Oct-01-06  Uzi: <any one got any details on Harold Israel?This game would have been played when Tallin was controlled by the Nazis-I just wondered if he survived them.>

According to Chess Personalia, Harold Israel was the 1949 British Correspondence Champion. Initially, this led me to suspect this was actually a correspondence game, but now I think the game data is correct and that Israel emigrated to Britain after the war. Perhaps someone with a complete collection of Keres' games could confirm this was played in the 1943 Estonian championship.

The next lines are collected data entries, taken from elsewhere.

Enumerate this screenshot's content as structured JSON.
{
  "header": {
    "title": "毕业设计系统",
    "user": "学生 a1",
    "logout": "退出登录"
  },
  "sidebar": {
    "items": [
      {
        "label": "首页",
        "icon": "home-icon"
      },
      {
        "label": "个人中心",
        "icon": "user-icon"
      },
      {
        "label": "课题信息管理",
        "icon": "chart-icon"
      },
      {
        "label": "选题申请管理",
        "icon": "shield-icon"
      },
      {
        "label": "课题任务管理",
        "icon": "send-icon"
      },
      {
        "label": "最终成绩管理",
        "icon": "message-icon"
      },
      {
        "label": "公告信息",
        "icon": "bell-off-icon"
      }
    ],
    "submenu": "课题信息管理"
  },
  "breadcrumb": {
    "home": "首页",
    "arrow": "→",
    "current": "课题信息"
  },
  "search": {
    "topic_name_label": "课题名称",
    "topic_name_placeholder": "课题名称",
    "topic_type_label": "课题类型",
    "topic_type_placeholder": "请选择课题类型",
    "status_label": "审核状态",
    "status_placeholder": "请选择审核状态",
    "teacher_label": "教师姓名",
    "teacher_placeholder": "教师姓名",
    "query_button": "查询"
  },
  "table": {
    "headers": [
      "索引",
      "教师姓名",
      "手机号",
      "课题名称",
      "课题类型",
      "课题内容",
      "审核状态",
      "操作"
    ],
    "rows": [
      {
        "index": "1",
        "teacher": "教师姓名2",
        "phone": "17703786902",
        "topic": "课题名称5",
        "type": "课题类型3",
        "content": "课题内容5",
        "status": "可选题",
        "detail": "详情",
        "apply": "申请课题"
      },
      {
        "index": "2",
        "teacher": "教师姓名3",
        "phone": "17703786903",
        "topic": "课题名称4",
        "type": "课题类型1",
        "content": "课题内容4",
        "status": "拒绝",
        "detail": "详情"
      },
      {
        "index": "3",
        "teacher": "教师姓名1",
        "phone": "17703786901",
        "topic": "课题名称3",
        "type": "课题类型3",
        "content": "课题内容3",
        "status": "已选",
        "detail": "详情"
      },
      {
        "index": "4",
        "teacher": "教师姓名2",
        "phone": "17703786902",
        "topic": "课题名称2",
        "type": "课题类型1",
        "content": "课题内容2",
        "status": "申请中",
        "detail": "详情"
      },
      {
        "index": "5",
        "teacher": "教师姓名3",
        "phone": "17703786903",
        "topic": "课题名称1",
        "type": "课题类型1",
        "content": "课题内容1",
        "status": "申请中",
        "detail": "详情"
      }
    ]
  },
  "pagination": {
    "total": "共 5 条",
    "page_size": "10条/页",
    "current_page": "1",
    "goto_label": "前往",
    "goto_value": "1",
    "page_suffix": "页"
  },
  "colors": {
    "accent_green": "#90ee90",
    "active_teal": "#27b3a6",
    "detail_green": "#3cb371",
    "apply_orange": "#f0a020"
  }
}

Oct-02-06  xenophon: <According to Chess Personalia, Harold Israel was the 1949 British Correspondence Champion. Initially, this led me to suspect this was actually a correspondence game, but now I think the game data is correct and that Israel emigrated to Britain after the war. Perhaps someone with a complete collection of Keres' games could confirm this was played in the 1943 Estonian championship>

Thanks for that.

Oct-02-06
Premium Chessgames Member
  Legend: <According to Chess Personalia, Harold Israel was the 1949 British Correspondence Champion. Initially, this led me to suspect this was actually a correspondence game, but now I think the game data is correct and that Israel emigrated to Britain after the war. Perhaps someone with a complete collection of Keres' games could confirm this was played in the 1943 Estonian championship>

I checked it out ... Yep, the game was indeed played in the 1943 Estonian championship.